The Moral Invariance Theory of Politics
After I moved from Illinois to Virginia, I used to feel so superior about living in a state where governors don't get caught in bribery scandals or go to jail. When they sent George Ryan and then Rod Blagojevich off to the pokey, I chuckled in a smug and condescending way, shook my head, and said, "Well, there's Chicago for ya."
Sigh.
Oh, well. At least the weather is better down here, because it turns out the politicians aren't.
Virginia's last governor, Bob McDonnell, went the full Blagojevich and he and his wife were just convicted after a spectacular corruption trial.
When the verdict was announced, our current governor issued a statement. "I am deeply saddened by the events of the trial that ended in today's verdict, and the impact it has had on our Commonwealth's reputation for honesty and clean government," said Governor Terry McAuliffe.
Yes, folks, that's right. In their disgust at the corruption of McDonnell, who was a Republican, the people of Virginia turned to the Democrat in last year's election, who turned out to be longtime Clinton political fixer Terry McAuliffe.
It was, perhaps, not the wisest decision.
McDonnell was the first governor in the long history of the Old Dominion to even be charged with a crime. It's looking like he won't be the last.
There was no reason to expect anything good of McAuliffe. As I laid out in detail at the time, McAuliffe had tried to re-brand himself from Beltway insider to visionary entrepreneur by means of a corrupt "crony capitalist" setup in which he became the figurehead and political fixer for an aspiring electric car maker called GreenTech. The whole thing was a giant lie, from the fact that he didn't really start up his start-up (he started a Virginia branch that was then merged with an existing company), to the fact that a promised factory in Virginia was never built (one has finally been built in Mississippi), to the fact that the whole thing seems mostly to have been a conduit to sell green cards to wealthy Chinese immigrants under a special visa program for "investors" who don't care too much about whether they get their money back.
And now comes the inevitable punch line: Terry McAuliffe's chief of staff has been caught offering a major job in the governor's administration to the daughter of a state senator if he would stay in office to support McAuliffe's push for state-level implementation of ObamaCare. The bribe offer was left in a voicemail:
Hey Senator. This is Paul Reagan again. I just wanted to bounce one idea off you. I know there was a lot of frustration with your daughter, not, you know, getting a judgeship or something. If there's something that we can do for her, I mean, you know, we have a couple of big agencies here that we still need agency heads. We could potentially, potentially, subject to approval of the governor and so forth, you know, the Department of Mines, Minerals and Energy could be available. So we would be very eager to accommodate her, if, if that would be helpful in keeping you in the Senate. We, we would basically do anything. We just need you really, we need you for the rest of your term and beyond, but in the immediate future, we need you to help us get this Medicaid deal through and I think we’ve got a way to do it. So anyway, please let's keep all this confidential.

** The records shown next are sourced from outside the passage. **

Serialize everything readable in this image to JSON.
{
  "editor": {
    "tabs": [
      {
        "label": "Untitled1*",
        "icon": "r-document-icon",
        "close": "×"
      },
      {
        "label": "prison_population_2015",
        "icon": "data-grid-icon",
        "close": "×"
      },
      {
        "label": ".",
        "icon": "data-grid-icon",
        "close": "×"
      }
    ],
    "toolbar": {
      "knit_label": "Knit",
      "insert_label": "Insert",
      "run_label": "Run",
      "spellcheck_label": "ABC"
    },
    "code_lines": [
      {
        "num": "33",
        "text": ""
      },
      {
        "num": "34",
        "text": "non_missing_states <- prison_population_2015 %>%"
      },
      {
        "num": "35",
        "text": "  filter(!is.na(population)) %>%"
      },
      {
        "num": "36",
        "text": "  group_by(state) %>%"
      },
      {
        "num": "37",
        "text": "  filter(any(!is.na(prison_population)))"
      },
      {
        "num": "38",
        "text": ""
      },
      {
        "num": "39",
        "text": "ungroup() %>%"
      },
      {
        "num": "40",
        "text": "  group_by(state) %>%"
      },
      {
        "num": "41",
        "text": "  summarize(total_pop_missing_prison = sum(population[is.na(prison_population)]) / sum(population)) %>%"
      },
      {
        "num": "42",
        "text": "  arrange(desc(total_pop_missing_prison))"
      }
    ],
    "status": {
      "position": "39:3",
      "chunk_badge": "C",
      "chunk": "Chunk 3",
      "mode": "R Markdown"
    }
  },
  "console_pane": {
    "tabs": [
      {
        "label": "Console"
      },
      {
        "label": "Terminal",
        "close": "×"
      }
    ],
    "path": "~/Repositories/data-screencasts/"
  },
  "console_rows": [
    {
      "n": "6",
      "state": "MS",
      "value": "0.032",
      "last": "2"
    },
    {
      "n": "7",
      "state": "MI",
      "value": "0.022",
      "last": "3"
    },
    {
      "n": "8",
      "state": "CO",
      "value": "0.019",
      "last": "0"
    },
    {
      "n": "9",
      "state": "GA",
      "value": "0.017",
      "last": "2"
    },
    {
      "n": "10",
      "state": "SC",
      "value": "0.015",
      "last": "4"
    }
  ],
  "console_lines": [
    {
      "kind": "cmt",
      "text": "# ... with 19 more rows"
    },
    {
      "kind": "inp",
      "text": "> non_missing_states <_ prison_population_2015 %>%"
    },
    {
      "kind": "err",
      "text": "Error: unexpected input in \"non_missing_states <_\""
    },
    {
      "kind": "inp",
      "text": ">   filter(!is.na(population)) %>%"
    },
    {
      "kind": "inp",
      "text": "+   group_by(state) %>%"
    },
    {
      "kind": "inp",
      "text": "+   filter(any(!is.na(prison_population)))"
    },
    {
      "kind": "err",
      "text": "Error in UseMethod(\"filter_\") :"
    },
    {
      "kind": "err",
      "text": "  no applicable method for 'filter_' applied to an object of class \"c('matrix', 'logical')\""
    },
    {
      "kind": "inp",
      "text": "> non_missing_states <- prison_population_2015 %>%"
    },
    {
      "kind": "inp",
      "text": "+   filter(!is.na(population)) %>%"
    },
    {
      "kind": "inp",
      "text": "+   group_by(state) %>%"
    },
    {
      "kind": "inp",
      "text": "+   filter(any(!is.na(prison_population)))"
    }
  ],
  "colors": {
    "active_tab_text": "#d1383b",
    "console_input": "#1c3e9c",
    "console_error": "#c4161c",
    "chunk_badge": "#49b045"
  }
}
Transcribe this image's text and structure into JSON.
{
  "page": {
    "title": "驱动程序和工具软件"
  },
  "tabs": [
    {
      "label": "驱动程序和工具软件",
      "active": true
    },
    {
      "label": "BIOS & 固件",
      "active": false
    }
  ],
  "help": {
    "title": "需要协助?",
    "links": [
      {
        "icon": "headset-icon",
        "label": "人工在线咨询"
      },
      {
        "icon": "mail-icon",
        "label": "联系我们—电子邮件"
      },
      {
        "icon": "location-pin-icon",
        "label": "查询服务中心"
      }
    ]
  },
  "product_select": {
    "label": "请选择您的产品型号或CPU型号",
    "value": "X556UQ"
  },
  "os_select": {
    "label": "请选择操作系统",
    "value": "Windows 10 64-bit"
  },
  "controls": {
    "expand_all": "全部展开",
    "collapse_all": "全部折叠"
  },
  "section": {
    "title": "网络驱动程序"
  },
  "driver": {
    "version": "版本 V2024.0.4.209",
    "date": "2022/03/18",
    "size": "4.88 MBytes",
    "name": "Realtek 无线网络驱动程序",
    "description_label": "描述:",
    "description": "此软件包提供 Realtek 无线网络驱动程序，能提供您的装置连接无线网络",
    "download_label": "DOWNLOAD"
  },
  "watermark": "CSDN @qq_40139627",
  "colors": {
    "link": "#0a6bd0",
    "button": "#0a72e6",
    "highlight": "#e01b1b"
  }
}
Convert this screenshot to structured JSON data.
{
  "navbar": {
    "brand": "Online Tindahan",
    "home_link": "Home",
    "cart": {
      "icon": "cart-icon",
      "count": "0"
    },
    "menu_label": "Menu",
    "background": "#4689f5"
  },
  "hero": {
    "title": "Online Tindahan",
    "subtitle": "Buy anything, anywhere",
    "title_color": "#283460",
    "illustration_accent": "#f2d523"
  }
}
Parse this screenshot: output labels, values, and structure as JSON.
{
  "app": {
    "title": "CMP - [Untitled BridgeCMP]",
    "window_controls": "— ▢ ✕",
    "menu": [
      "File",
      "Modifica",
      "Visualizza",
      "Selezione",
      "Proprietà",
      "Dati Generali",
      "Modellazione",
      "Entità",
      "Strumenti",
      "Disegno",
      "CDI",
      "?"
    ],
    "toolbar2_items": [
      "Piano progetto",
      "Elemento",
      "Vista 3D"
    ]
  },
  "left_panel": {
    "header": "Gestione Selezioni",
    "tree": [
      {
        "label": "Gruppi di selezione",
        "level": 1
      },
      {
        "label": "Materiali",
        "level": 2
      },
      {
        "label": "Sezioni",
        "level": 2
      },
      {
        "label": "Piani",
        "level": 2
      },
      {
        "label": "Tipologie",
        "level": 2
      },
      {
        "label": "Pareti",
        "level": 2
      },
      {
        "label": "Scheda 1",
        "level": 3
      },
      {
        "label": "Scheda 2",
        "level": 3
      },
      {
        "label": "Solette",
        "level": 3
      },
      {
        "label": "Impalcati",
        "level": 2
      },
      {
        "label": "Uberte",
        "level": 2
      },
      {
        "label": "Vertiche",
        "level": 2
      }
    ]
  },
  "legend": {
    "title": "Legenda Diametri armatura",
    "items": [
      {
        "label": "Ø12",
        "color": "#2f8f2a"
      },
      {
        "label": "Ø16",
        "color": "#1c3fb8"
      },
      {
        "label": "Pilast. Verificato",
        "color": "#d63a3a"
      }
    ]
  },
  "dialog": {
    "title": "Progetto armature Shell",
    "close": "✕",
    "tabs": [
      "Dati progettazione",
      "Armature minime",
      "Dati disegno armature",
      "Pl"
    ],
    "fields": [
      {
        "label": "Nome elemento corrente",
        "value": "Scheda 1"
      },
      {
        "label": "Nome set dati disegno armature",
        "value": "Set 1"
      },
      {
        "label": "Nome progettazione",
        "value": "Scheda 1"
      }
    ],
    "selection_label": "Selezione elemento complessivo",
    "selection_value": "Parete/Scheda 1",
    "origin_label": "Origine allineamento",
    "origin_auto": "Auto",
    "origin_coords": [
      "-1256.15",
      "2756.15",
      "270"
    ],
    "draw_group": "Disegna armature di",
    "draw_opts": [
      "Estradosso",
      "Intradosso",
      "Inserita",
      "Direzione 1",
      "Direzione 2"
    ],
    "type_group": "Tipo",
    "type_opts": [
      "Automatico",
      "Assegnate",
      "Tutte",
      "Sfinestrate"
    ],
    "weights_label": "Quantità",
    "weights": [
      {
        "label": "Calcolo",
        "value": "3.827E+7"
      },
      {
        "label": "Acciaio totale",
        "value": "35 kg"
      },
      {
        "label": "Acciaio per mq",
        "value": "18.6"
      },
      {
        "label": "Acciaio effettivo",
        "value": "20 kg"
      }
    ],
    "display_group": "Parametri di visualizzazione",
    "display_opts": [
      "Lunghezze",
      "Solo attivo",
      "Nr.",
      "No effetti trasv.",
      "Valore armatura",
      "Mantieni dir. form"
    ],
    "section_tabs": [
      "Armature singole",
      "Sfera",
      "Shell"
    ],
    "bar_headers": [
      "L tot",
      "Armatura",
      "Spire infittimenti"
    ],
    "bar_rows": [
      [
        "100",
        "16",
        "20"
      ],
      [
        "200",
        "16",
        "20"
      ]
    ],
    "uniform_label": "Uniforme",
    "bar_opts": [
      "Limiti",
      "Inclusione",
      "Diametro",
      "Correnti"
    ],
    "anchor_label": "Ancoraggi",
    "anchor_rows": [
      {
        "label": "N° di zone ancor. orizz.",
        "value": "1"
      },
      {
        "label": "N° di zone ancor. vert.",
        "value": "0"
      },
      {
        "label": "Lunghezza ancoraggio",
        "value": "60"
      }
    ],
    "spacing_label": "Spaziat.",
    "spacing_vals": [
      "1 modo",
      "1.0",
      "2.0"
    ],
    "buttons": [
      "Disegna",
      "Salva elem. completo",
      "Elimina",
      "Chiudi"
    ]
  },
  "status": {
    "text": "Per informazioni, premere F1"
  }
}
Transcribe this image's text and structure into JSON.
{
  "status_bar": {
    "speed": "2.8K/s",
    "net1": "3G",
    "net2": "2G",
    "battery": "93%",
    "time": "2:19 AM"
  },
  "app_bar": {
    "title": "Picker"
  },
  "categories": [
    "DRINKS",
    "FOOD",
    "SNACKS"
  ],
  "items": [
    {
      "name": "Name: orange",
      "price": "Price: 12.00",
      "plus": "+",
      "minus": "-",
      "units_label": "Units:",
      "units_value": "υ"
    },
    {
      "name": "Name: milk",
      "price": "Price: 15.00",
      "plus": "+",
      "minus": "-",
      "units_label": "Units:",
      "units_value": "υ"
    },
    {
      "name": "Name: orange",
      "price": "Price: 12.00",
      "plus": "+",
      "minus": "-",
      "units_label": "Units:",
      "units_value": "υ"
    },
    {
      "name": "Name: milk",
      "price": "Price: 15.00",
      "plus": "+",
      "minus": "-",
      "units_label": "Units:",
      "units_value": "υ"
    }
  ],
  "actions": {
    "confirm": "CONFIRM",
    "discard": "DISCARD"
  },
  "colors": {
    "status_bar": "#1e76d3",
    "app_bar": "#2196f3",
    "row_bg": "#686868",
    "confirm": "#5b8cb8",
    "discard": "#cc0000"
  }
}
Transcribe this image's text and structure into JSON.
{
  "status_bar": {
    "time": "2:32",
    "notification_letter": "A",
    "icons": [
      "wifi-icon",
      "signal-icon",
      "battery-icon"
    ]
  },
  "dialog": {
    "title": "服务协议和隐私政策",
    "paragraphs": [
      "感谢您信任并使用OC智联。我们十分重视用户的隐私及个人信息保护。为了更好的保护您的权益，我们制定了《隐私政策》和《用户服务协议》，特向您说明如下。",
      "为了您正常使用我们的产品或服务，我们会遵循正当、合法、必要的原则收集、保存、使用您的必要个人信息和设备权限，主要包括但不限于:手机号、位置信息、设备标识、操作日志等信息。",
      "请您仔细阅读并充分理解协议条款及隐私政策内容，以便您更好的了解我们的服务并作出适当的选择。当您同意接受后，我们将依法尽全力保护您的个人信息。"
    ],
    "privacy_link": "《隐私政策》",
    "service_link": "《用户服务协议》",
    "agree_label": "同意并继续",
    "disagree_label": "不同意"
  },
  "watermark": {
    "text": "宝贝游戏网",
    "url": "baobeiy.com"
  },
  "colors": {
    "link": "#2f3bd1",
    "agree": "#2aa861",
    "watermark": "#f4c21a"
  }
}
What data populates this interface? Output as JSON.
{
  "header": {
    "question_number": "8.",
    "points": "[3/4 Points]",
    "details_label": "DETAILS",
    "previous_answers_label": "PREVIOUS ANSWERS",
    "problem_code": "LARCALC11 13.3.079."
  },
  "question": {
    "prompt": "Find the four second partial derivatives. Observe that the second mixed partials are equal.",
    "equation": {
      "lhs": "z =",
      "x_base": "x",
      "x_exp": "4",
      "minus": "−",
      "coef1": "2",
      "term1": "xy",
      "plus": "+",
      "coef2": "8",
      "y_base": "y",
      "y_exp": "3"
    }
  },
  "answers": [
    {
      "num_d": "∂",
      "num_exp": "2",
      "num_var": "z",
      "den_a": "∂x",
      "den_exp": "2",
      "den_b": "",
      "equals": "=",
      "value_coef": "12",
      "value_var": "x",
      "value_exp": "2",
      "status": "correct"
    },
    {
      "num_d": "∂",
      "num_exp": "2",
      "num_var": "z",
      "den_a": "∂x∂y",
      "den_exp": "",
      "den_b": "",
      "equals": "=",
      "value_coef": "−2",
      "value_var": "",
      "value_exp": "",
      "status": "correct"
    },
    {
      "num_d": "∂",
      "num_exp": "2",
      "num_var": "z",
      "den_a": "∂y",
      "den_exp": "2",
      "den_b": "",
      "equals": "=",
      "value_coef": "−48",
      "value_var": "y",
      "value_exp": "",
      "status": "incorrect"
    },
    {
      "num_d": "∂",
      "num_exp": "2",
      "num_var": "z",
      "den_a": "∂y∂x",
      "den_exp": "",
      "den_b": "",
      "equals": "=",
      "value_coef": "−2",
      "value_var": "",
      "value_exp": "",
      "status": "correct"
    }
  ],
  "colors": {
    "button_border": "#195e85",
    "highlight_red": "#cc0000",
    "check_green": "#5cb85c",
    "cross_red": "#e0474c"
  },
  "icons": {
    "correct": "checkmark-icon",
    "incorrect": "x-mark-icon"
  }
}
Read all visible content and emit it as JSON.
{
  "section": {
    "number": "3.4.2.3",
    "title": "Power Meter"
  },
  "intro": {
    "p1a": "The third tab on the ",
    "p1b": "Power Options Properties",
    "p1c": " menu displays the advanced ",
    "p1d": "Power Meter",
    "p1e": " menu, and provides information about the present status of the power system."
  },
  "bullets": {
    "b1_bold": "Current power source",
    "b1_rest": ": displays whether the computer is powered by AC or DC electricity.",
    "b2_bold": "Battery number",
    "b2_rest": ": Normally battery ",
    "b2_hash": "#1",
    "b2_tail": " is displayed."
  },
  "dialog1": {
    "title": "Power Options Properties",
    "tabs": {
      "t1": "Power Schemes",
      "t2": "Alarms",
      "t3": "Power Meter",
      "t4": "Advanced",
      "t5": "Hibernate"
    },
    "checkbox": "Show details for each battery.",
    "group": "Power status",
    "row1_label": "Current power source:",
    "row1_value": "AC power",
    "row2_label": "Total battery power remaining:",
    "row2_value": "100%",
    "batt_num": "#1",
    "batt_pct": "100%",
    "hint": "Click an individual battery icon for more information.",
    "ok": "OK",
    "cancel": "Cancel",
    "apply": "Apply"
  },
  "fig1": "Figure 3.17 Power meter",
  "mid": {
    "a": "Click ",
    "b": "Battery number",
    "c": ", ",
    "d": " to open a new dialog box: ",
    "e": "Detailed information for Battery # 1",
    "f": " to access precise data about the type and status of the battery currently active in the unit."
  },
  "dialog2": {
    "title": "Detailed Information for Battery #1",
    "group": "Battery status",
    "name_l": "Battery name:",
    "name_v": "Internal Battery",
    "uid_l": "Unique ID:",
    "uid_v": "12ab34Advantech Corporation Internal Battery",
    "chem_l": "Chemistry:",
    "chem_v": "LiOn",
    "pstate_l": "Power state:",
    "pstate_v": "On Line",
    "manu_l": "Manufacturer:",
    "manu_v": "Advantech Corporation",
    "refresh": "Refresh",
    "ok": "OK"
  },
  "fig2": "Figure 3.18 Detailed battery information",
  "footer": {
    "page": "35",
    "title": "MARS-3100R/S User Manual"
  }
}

Pro tip: if you want to keep a bribe offer confidential, you might want to consider not leaving it in a voice message.
In response, the governor's office issued a hilarious non-denial denial:
Mr. Reagan acted on his own to inform the senator that there were other available opportunities for which his daughter might apply. No further conversations about this topic ever occurred. No position was ever formally offered.
Note that not a word of this is technically a lie—surely not by Clintonian standards—even if the whole quid pro quo was discussed openly between the governor and his chief of staff. It's still true that Paul Regan acted on his own when he informed the senator of the offer.
The irony is that the senator was resigning from his office because of anti-nepotism laws which prevented his daughter from being permanently appointed as a judge while he remained in office. So instead, McAuliffe's chief of staff openly offered her a job in exchange for the senator's vote on a key issue. Which is the very definition of political bribery. One presumes prosecutors will be looking into this shortly.
This is a reminder that politicians are all the same, always and everywhere. Maybe instead of being ashamed of sending one governor, and possibly another, to jail, we should worry that we haven't been sending enough of them. What have the previous ones been getting away with?
So come on, Virginia, we can do better. After McAuliffe, we'll still have to send two more governors to jail to catch up with Illinois.